Consolidation helps you avoid taking hits to your credit.
A big concern that you may have as you work to get out of debt is how a particular solution may affect your credit. If you’re considering debt consolidation, there’s good news. When done correctly, consolidation should have no negative effect on your credit profile, In fact, in many cases, it’s shown to help consumers improve their score.
How is debt consolidation reported on a consumer credit report?
Debt consolidation should not result in any negative remarks on your credit report, as long as you’re able to all the payments on time. This is true whether you use a consolidation loan or a consolidation program.
If you consolidate using a personal loan, you will see the new account reported on your credit report. That loan will build a credit history just like any other account. The credit cards and other loans you pay off using the loan will show a zero balance.
If you use a debt consolidation program, it will not generate a new account on your credit report. Instead, the accounts included in the payment will show payments being made on time.
As you make payments and they get distributed to your creditors on your behalf, you will build positive payment history, Your balances will also gradually decrease one-by-one until they all show a zero balance. Then as you complete the program, the accounts will be closed and show a status of paid in full.
How does debt consolidation affect your credit score?
There is no exact numeric increase or decrease to a consumer credit score caused by debt consolidation.

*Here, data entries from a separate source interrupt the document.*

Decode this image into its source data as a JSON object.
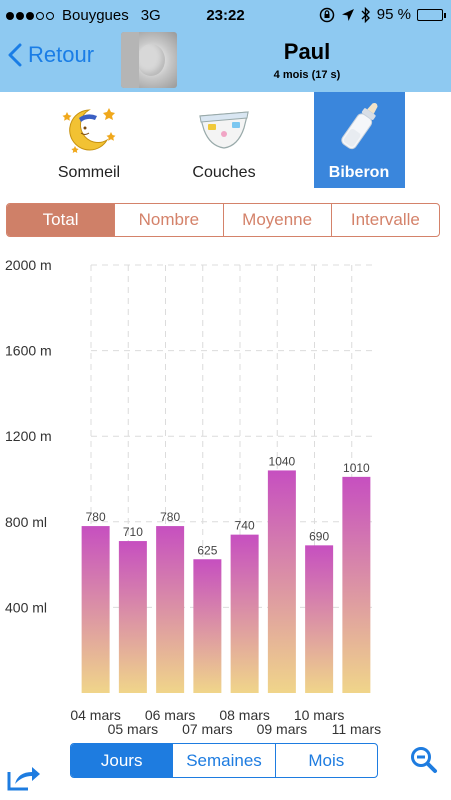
{
  "status_bar": {
    "carrier": "Bouygues",
    "network": "3G",
    "time": "23:22",
    "battery": "95 %"
  },
  "header": {
    "back_label": "Retour",
    "child_name": "Paul",
    "child_age": "4 mois  (17 s)"
  },
  "categories": [
    {
      "label": "Sommeil",
      "icon": "moon-stars-icon",
      "active": false
    },
    {
      "label": "Couches",
      "icon": "diaper-icon",
      "active": false
    },
    {
      "label": "Biberon",
      "icon": "baby-bottle-icon",
      "active": true
    }
  ],
  "metric_tabs": [
    "Total",
    "Nombre",
    "Moyenne",
    "Intervalle"
  ],
  "metric_active": "Total",
  "period_tabs": [
    "Jours",
    "Semaines",
    "Mois"
  ],
  "period_active": "Jours",
  "colors": {
    "header_bg": "#8ec9f1",
    "accent_blue": "#1e7ce0",
    "metric_accent": "#cf8068",
    "bar_top": "#c64fc0",
    "bar_bottom": "#f0d58a"
  },
  "chart_data": {
    "type": "bar",
    "categories": [
      "04 mars",
      "05 mars",
      "06 mars",
      "07 mars",
      "08 mars",
      "09 mars",
      "10 mars",
      "11 mars"
    ],
    "values": [
      780,
      710,
      780,
      625,
      740,
      1040,
      690,
      1010
    ],
    "data_labels": [
      "780",
      "710",
      "780",
      "625",
      "740",
      "1040",
      "690",
      "1010"
    ],
    "y_ticks": [
      400,
      800,
      1200,
      1600,
      2000
    ],
    "y_tick_labels": [
      "400 ml",
      "800 ml",
      "1200 m",
      "1600 m",
      "2000 m"
    ],
    "ylim": [
      0,
      2000
    ],
    "grid": true
  }
}
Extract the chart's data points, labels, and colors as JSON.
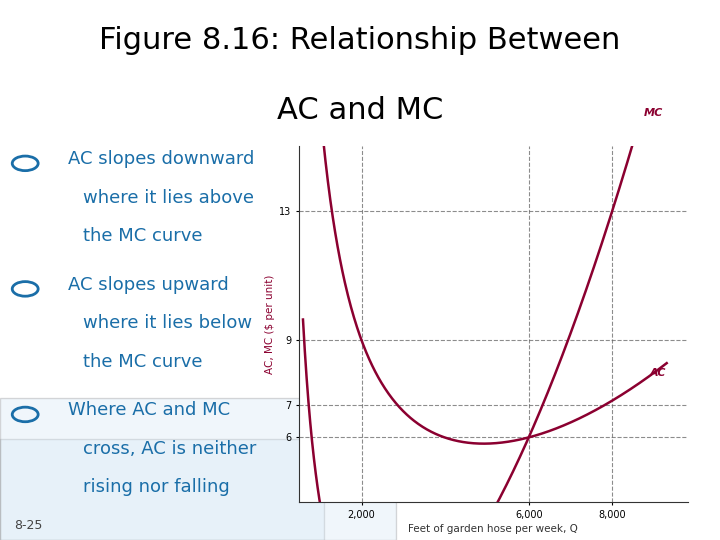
{
  "title_line1": "Figure 8.16: Relationship Between",
  "title_line2": "AC and MC",
  "title_fontsize": 22,
  "title_color": "#000000",
  "white_bg": "#ffffff",
  "blue_bg": "#ccdff0",
  "bullet_color": "#1a6ea8",
  "bullet_items_line1": [
    "AC slopes downward",
    "AC slopes upward",
    "Where AC and MC"
  ],
  "bullet_items_line2": [
    "where it lies above",
    "where it lies below",
    "cross, AC is neither"
  ],
  "bullet_items_line3": [
    "the MC curve",
    "the MC curve",
    "rising nor falling"
  ],
  "footer": "8-25",
  "chart_bg": "#ffffff",
  "curve_color": "#8b0030",
  "xlabel": "Feet of garden hose per week, Q",
  "ylabel": "AC, MC ($ per unit)",
  "xticks": [
    2000,
    6000,
    8000
  ],
  "xtick_labels": [
    "2,000",
    "6,000",
    "8,000"
  ],
  "yticks": [
    6,
    7,
    9,
    13
  ],
  "xmin": 500,
  "xmax": 9800,
  "ymin": 4,
  "ymax": 15,
  "bullet_fontsize": 13,
  "footer_fontsize": 9
}
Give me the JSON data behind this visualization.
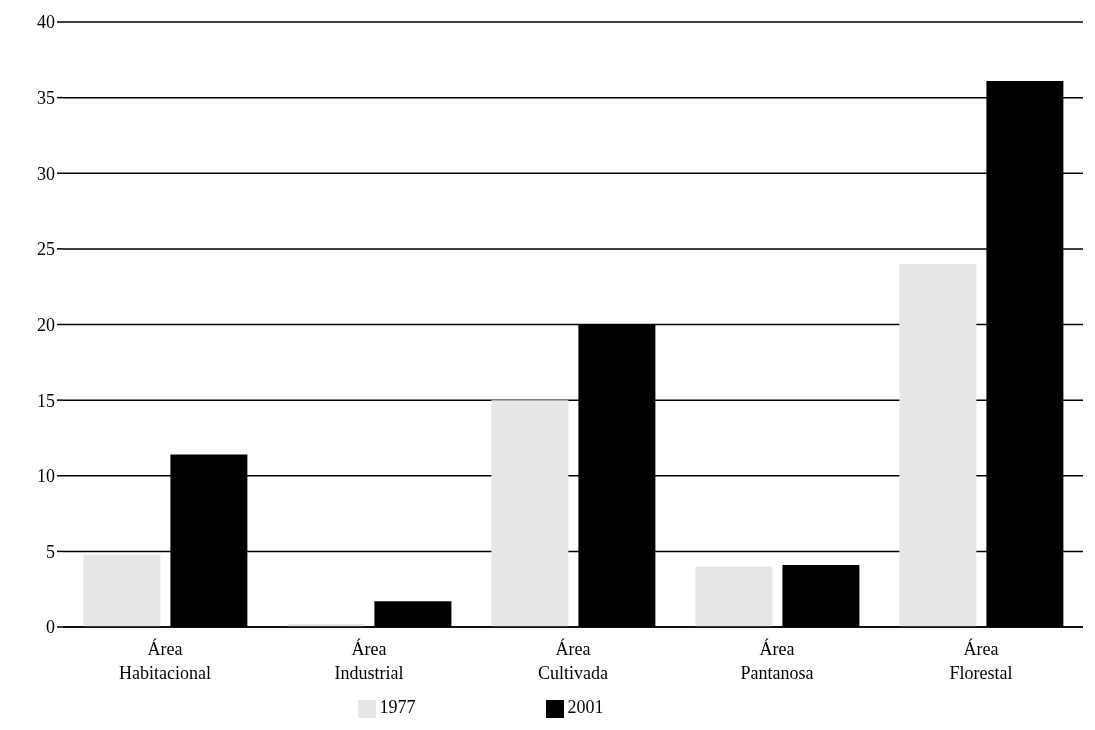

What consolidation does to your score depends on your specific history as a credit user.
In general, the overall effect on your score should be positive if everything goes smoothly after you consolidate. There are some instances where consolidation may ding one of the lesser factors used to calculate your credit score.
Understanding the 5 credit score factors
There are five basic factors used to calculate consumer credit scores such as FICO and VantageScore. Each factor has a different “weight” for how much it factors into your score:
- Credit history – 35%
- Credit utilization – 30%
- Credit age – 15%
- Credit applications – 10%
- Credit mix – 10%
Positive effects of consolidation
As long as you make all your consolidated payments on time, then consolidating your credit accounts will help you build a positive credit history.
It also improves your utilization because your balances drop to zero. Utilization measures the amount you owe versus your total available credit. If you have a balance of $500 and a credit limit of $2,000, then your utilization ratio is 25%.
Anything above 30% is bad for a consumer credit score and a low utilization ratio is always better. With consolidation, you reduce your ratio to 0%. This happens immediately with a loan. With a consolidation program, it happens over time as you complete the payments.
Potential negative score effects of consolidation
Debt consolidation may have some negative effects on some of the lesser scoring factors. However, the exact impact depends on where your score started and which type of consolidation you use.
Opening a new loan will increase the number of new credit applications you have by one. This should only drop your score a few points. But it will also decrease your average credit age because the loan is brand new. So, if your score is extremely high when you take out the loan, you might see a slight drop.
This also depends on how many old, active accounts you have. If you have a number of active, open accounts that you’ve had for a while, the effect on your credit age may be negligible. If you don’t have many accounts, then the impact will be greater.
If you use a consolidation program that closes your accounts or you decide to close your credit cards yourself after you pay off the balances, then you will decrease your credit age. You’ll close all your credit cards, which will significantly decrease your credit age. This also reduces your credit mix, because you don’t have as many accounts. Keep in mind that any dings to your credit score will be temporary and can be offset by taking positive actions for your credit moving forward. What’s more, consolidation can help you avoid the more significant credit damage caused by missed payments, charge-offs and other solutions such as bankruptcy.